The entire old town is built on top of the Roman emperor Diocletian's palace (3rd century AD). Diocletian is the ONLY Roman emperor to voluntarily step down after an extraordinarily successful career that saw him expand the empire to its all time greatest point and then divide it into two parts ruled from Byzantium (later Constantinople and now Istanbul) and from somewhere down the coast in Greece. Diocletian based himself there and not Rome because he was a historian and spotted a trend -- i.e. emperors based in Rome tended to be assassinated. Once he stepped down after appointing twin successors and assistant emperors (4 in all to rule the combined empire, all his mates), he retired to Split and became the Jimmy Carter of the 3rd century: visiting, giving advice and hosting friends. Happily according to our tour guide, Ivo, he died of natural causes, rumour has it by being starved to death by one of his disgruntled 'mates' -- couldn't work out where the natural causes bit came in. Anyway in the 7th century, the place was overrun by barbarians and everybody fled only trickling back after the bad guys left to set up in the palace itself. And that is how Split restarted and how it has become today. It is a World Heritage Site of course and the centre of everything going on there.
|First glimpse of Split's old town|
We were recommended a real Croatian restaurant near the harbour (everything is near the harbour) and had the non-fish option which was 'beef' in a rich dark sauce with home made gnocchi. Interesting.
Next we had 2 days in Dubrovnic to do laundry (it was a weekday) so drove to start with along the coast road south and then into Bosnia for 15 minutes and then back into Croatia. This is where it gets weird as the southern part of Croatia is about 150 kms along the coast and 10-15 kms maximum inland. Inland is first Bosnia, then Serbia (boo!) and finally Montenegro (formerly boo! but now OK just about). During the 1990's war Croatia's army was all in the north and Serbia/Montenegro sent their 10,000 troops against Dubrovnic but forgot all about Napoleon Bonaparte.
The furthest south Old Boney had made it was Dubrovnic which then was surrounded on all sides by the Ottomans that he had pummeled to bits in Egypt and Palestine 10 years earlier. Well they weren't exactly there as there was/is nothing there other than endless ridges and mountain ranges. He chose the highest one above Dubrovnic to site a fort as the defence line for the city and region and just like everything related to stuff like this, he chose well. Scroll forward to 1991 with 10,000 Serbs etc coming up and down over the ridges and mountains, with artillery and air support and the tiny militia garrison sitting in this fort held them off throughout the winter offensive. In this day and age I don't know why this could happen as the fort is isolated and they had few weapons. Ivo said it was because the Serbs wanted to make a point that they "could" take Dubrovnic if they really wanted to, but ...

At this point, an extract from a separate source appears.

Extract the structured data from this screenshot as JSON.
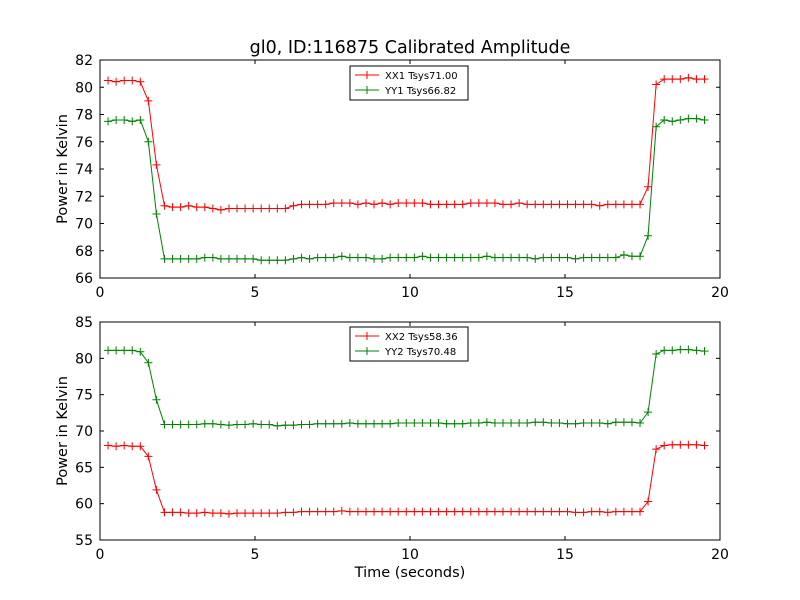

We stayed out of town and with Ali's football played some one on one, swam and generally gloried in Dubrovnic. We did a bus tour, cable car (up to the fort and museum) and walking tour around the amazing walls. Great, just great.
|Dubrovnic old town from Boney's port... pretty darn strategic, I'd say|
Next stop Montenegro (spit, "what do you want to go there for?") and part of the UK Melvin clan.